Capitalist Dreams and Disillusionment Across Generations in Jennifer Egan's A Visit from the Goon Squad
DOI:
https://doi.org/10.31185/eduj.Vol58.Iss2.4212Keywords:
Capitalism, Disillusionment, Ambition, Alienation, GenerationsAbstract
Drawing on frameworks of Marxian alienation, generational identity and capitalist realism, this research paper aims to critically study thematic of ambition, success and alienation in Jennifer Egan’s A Visit from the Goon Squad. Through the use of Mark Fisher’s theory of capitalist realism, this thesis asserts that Egan’s characters are formed by a capitalist system which imposes itself as the sole viable social and economic paradigm leading to ubiquitous disillusionment and the impossibility of imagining other alternatives.

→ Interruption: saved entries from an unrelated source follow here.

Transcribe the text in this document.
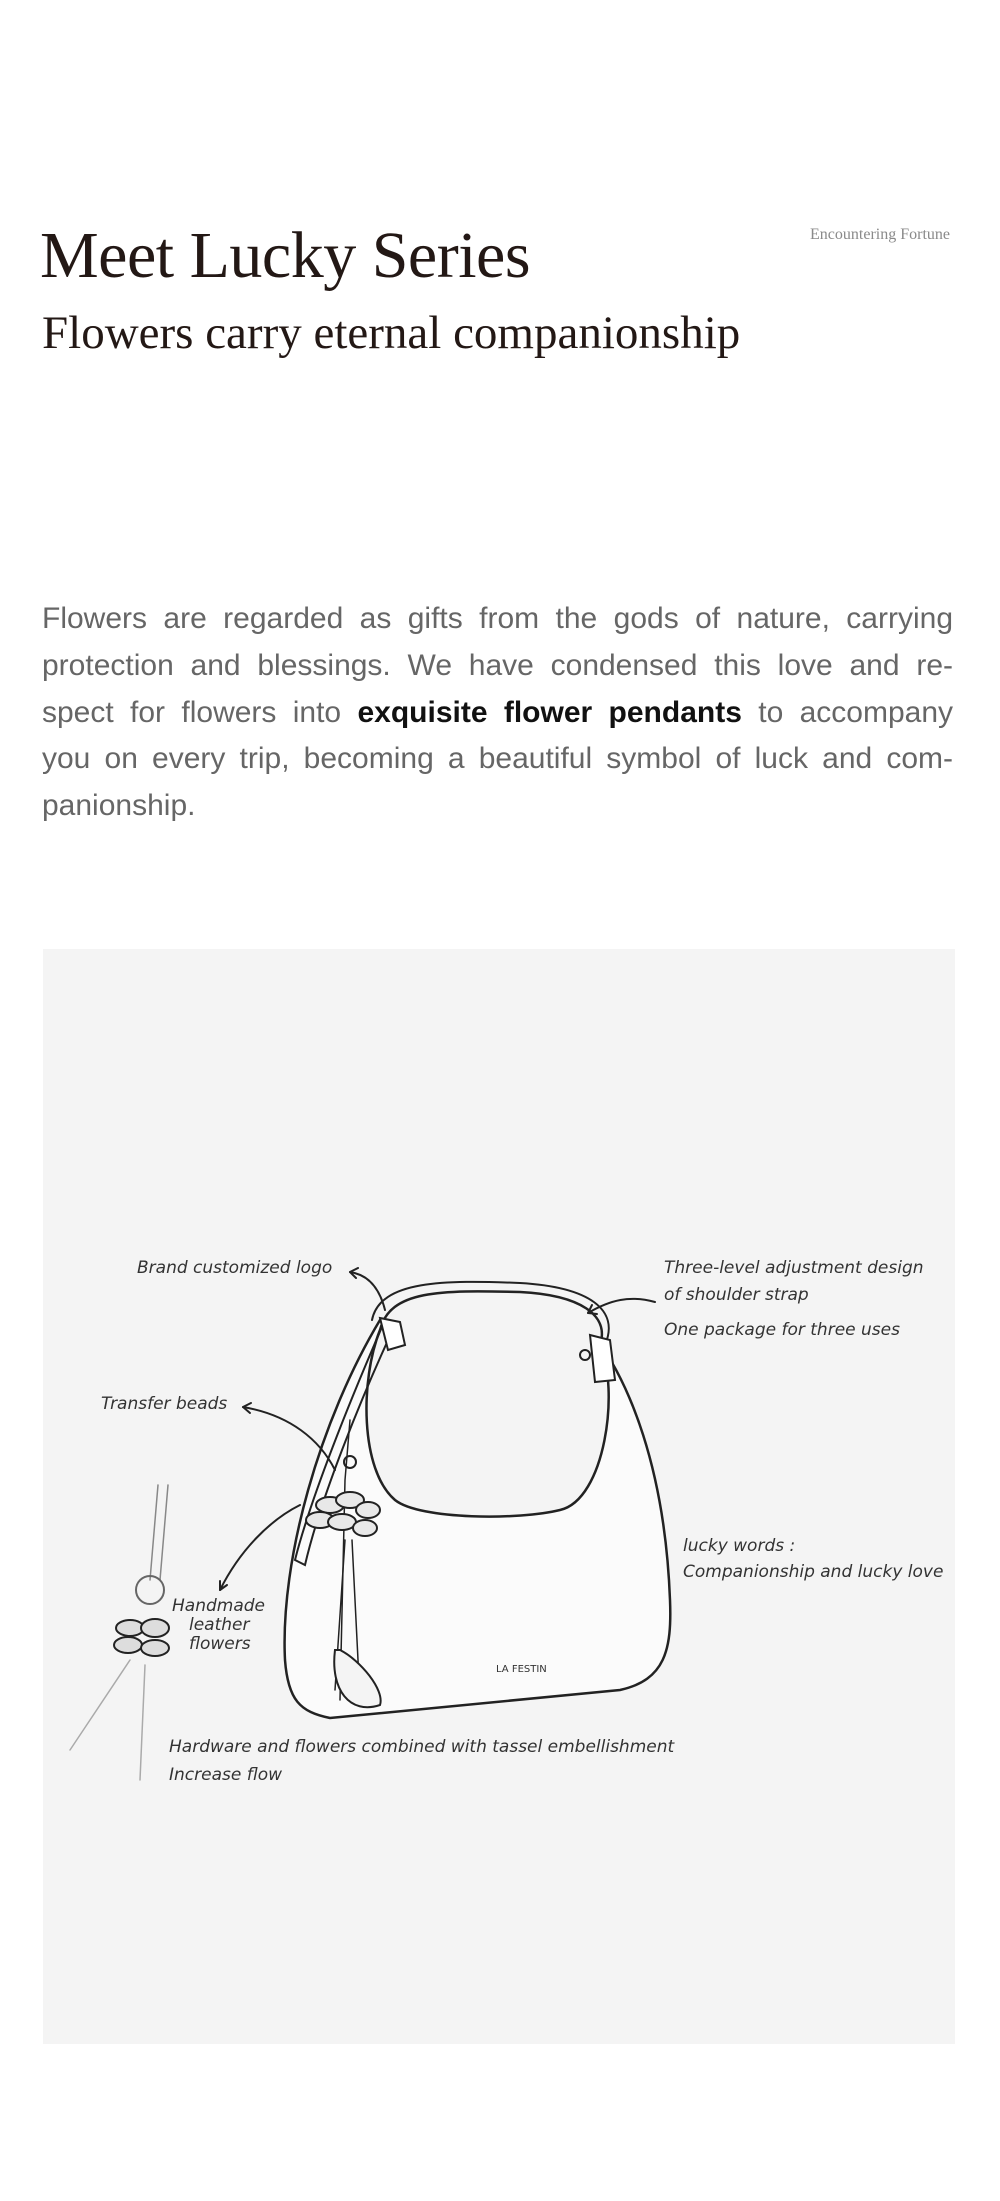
Encountering Fortune
Meet Lucky Series
Flowers carry eternal companionship
Flowers are regarded as gifts from the gods of nature, carrying
protection and blessings. We have condensed this love and re-
spect for flowers into exquisite flower pendants to accompany
you on every trip, becoming a beautiful symbol of luck and com-
panionship.
Brand customized logo	Three-level adjustment design
of shoulder strap
One package for three uses
Transfer beads
lucky words :
Companionship and lucky love
Handmade
leather
flowers
Hardware and flowers combined with tassel embellishment
Increase flow
LA FESTIN
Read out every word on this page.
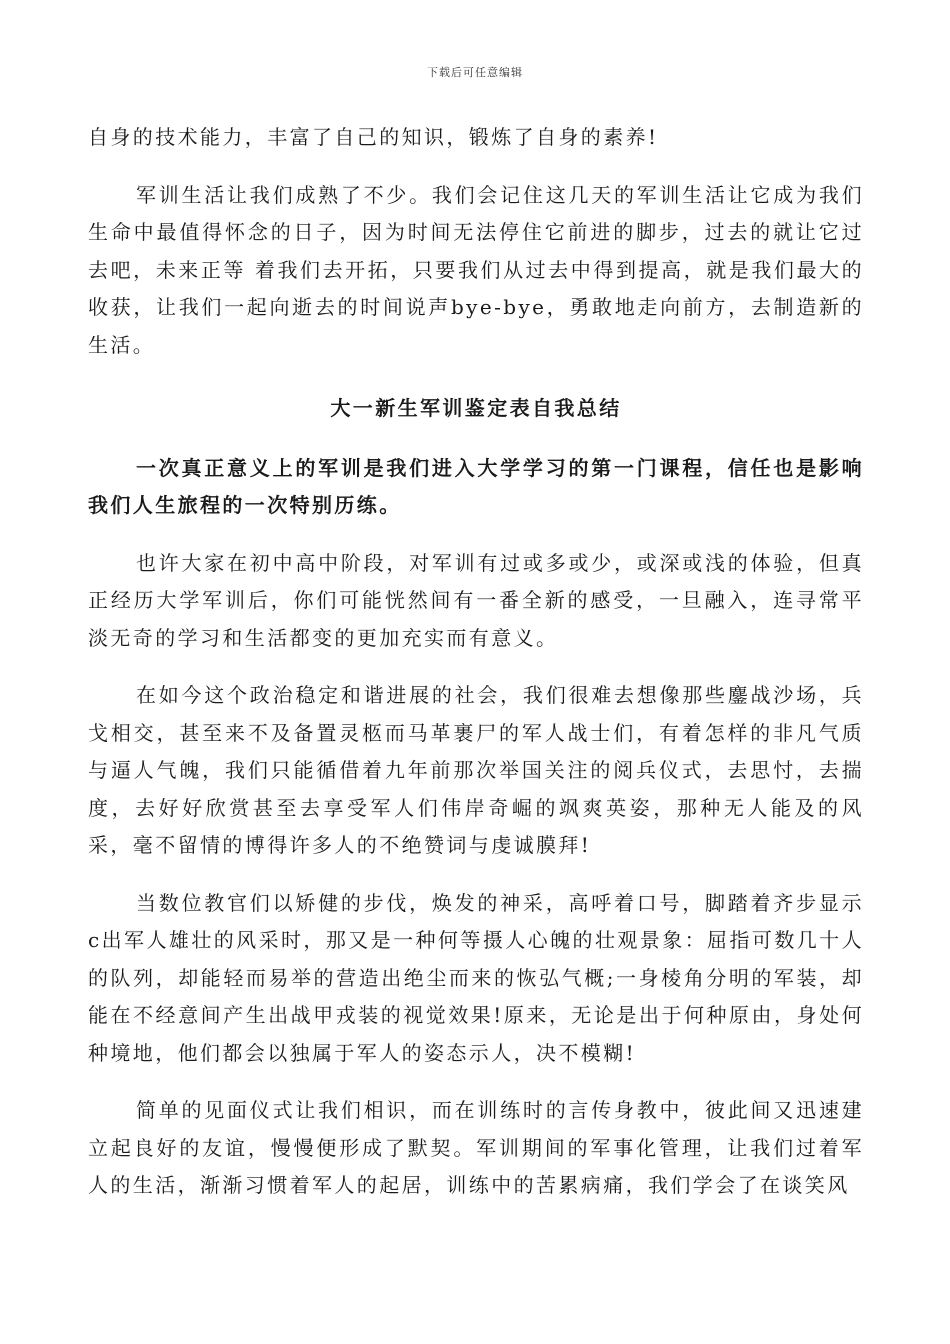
下载后可任意编辑

自身的技术能力，丰富了自己的知识，锻炼了自身的素养!

军训生活让我们成熟了不少。我们会记住这几天的军训生活让它成为我们生命中最值得怀念的日子，因为时间无法停住它前进的脚步，过去的就让它过去吧，未来正等 着我们去开拓，只要我们从过去中得到提高，就是我们最大的收获，让我们一起向逝去的时间说声bye-bye，勇敢地走向前方，去制造新的生活。

大一新生军训鉴定表自我总结

一次真正意义上的军训是我们进入大学学习的第一门课程，信任也是影响我们人生旅程的一次特别历练。

也许大家在初中高中阶段，对军训有过或多或少，或深或浅的体验，但真正经历大学军训后，你们可能恍然间有一番全新的感受，一旦融入，连寻常平淡无奇的学习和生活都变的更加充实而有意义。

在如今这个政治稳定和谐进展的社会，我们很难去想像那些鏖战沙场，兵戈相交，甚至来不及备置灵柩而马革裹尸的军人战士们，有着怎样的非凡气质与逼人气魄，我们只能循借着九年前那次举国关注的阅兵仪式，去思忖，去揣度，去好好欣赏甚至去享受军人们伟岸奇崛的飒爽英姿，那种无人能及的风采，毫不留情的博得许多人的不绝赞词与虔诚膜拜!

当数位教官们以矫健的步伐，焕发的神采，高呼着口号，脚踏着齐步显示c出军人雄壮的风采时，那又是一种何等摄人心魄的壮观景象：屈指可数几十人的队列，却能轻而易举的营造出绝尘而来的恢弘气概;一身棱角分明的军装，却能在不经意间产生出战甲戎装的视觉效果!原来，无论是出于何种原由，身处何种境地，他们都会以独属于军人的姿态示人，决不模糊!

简单的见面仪式让我们相识，而在训练时的言传身教中，彼此间又迅速建立起良好的友谊，慢慢便形成了默契。军训期间的军事化管理，让我们过着军人的生活，渐渐习惯着军人的起居，训练中的苦累病痛，我们学会了在谈笑风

Through Strauss and Howe’s generational theory, the paper examines how capitalist values are experienced and interpreted differently by different generations in the novel, to show how previous generations’ priorities have changed as younger characters switch from material success to the search for authenticity, arguably against older generations’ aspirations. Egan’s characters feel an extreme alienation, as their identity is tied to capitalist ambition, illustrated with Marxists theories of alienation, particularly as laid out by Karl Marx and Herbert Marcuse.
In addition, the fragmented narrative structure of the novel as the textual reading of the incoherence between personal aspirations and/or aspirations of the idealized society and the prevailing societal definition of success, constitutes the textual reading of the alienation in capitalist systems. This paper argues that A Visit from the Goon Squad acts as a critique of modern capitalist culture which reveals the existential cost of ambition in an economic system that does not meet deeper human needs, and contributes to a cycle of generational disillusion.